I name-dropped Refn in there because I wanted to get across a seriousness and  an artfulness to the proceedings, which in lesser budgeted and lesser talented hands than The Divine Fury's director Kim Joo-hwan seems to have might've made this movie into grade-Z schlock. This ain't schlock. The Divine Fury looks expensive and is often really gorgeous to behold -- it feels like a particularly splatteriffic and neon-soaked YA movie about a wayward youth finding out they're The Chosen One; just here "The Chosen One" means "fighting possessed baddies with his magical stigmata fists of fury" instead of, like, shooting arrows at Julianne Moore.

Park Seo-jun, who'll be seen very soon everywhere (including the NYFF) in Bong Joon -ho's hotly anticipated flick Parasite, plays our sturdy leading man Yong-hu, who's had a crisis of faith ever since his religious cop father was murdered by hot-rodding youths and the prayer he'd been promised as a quick fix did no such thing. It's like Signs but with a litany of Linda Blairs running around instead of little green men, and they're all here only to teach the main character that Bigger Things Are Real, You Should Believe. And punch. Punch em' hard.

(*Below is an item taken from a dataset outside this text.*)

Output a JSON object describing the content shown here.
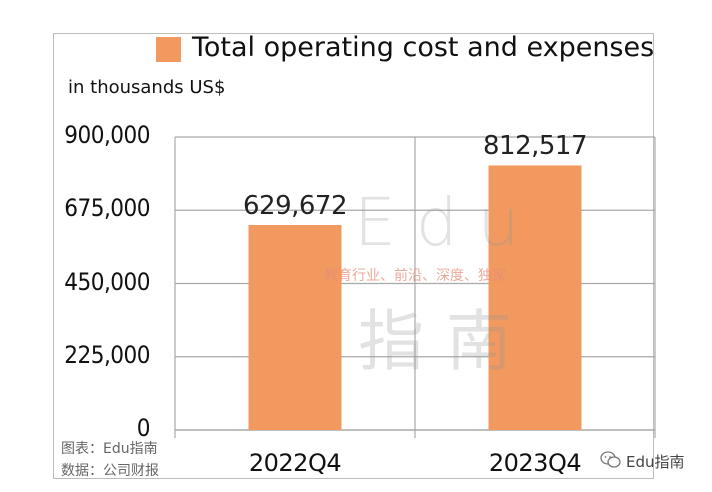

There are moments where the movie feels like a particularly bizarre adaptation of one of those garbage "faith-based" films we see semi-annually here in the States -- like a game of telephone where the cornball message of "the importance of prayer" got its wired crossed with a Hot Topic store hotline. Hell, I half expected to see Chrissy Metz vomiting pea soup, and how is that not a stone cold movie recommendation right there? (They can save that for the American remake.) The Divine Fury is the movie I wish Scott Derrickson's dour Deliver Us From Evil with Eric Bana could've been -- it's just solid entertainment without a single chip on its shoulder, slapping cage matches and Catholicism together into the absurd stew of this atheists's goofiest fever dreams.